Jason certainly knows his stuff, having completed his internship at the Sharks under the guidance of the legendary Jimmy Wright, a man with 30-plus years’ experience in the field in dealing with professional athletes.
Jason: “Yes, Jono, from Jimmy I learnt so much; every time I sat with Jimmy there was something new to take away. I was privileged in having that exposure at such a high level and it laid the foundation for my working with schoolboy teams.”
An interesting aside is that Jason is a big fan of athletics; the sports code being a vital component in the physical development of athletes no matter their sports code of choice, that is, their sports code that involves running as a specific skill in the sport.
Jason: “Jono, in many sports codes it’s essentially all about the mechanics of running.

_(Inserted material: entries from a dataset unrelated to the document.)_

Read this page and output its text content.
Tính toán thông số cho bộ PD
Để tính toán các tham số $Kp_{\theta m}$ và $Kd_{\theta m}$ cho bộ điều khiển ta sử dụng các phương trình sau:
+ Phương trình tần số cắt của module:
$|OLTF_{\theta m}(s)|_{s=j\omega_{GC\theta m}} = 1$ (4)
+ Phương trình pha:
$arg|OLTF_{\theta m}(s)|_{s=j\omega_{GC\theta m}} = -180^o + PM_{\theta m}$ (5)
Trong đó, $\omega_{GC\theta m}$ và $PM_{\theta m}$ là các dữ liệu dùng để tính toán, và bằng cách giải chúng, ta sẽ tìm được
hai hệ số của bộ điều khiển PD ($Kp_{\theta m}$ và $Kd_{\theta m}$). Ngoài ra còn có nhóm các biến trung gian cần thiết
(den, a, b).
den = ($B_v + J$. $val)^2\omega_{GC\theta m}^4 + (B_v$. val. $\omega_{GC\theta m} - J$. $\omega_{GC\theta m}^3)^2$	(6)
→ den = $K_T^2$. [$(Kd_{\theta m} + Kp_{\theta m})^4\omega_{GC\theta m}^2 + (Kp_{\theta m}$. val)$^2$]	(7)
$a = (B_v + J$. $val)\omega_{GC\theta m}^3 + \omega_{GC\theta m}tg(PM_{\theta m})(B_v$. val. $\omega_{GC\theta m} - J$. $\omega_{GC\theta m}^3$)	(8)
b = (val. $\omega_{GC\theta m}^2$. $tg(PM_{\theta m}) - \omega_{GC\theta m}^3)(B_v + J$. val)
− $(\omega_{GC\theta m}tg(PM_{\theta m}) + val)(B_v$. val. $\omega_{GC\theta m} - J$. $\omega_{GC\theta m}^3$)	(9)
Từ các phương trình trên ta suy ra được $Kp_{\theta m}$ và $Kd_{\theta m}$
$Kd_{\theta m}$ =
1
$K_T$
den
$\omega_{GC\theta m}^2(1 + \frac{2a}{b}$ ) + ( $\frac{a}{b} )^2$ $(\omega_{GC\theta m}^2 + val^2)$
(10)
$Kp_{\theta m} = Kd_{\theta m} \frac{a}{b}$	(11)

And that is where the sport of athletics comes in.
“From a young age, most [KZN10] boys haven’t been taught how to run efficiently, so from a bio-mechanical point of view more emphasis on athletics in the first school term would definitely aid speedwork, fitness and injury prevention, while the benefits of cross-over training into, for example, the rugby, hockey and soccer seasons, to name but three, will go a long way towards minimising needless injuries.”
Jono: Thanks Jason, certainly much food for thought, and in your employers’ case, Maritzburg College is perfectly placed to take advantage of this insight now that an internationally accredited athletics stadium lies literally a hop, step and jump from the school precinct in Princess Margaret Drive.
Roll on the rest of 2019 – and, of course, a bright new start with the year 2020 not far away. KZN10.com can barely wait.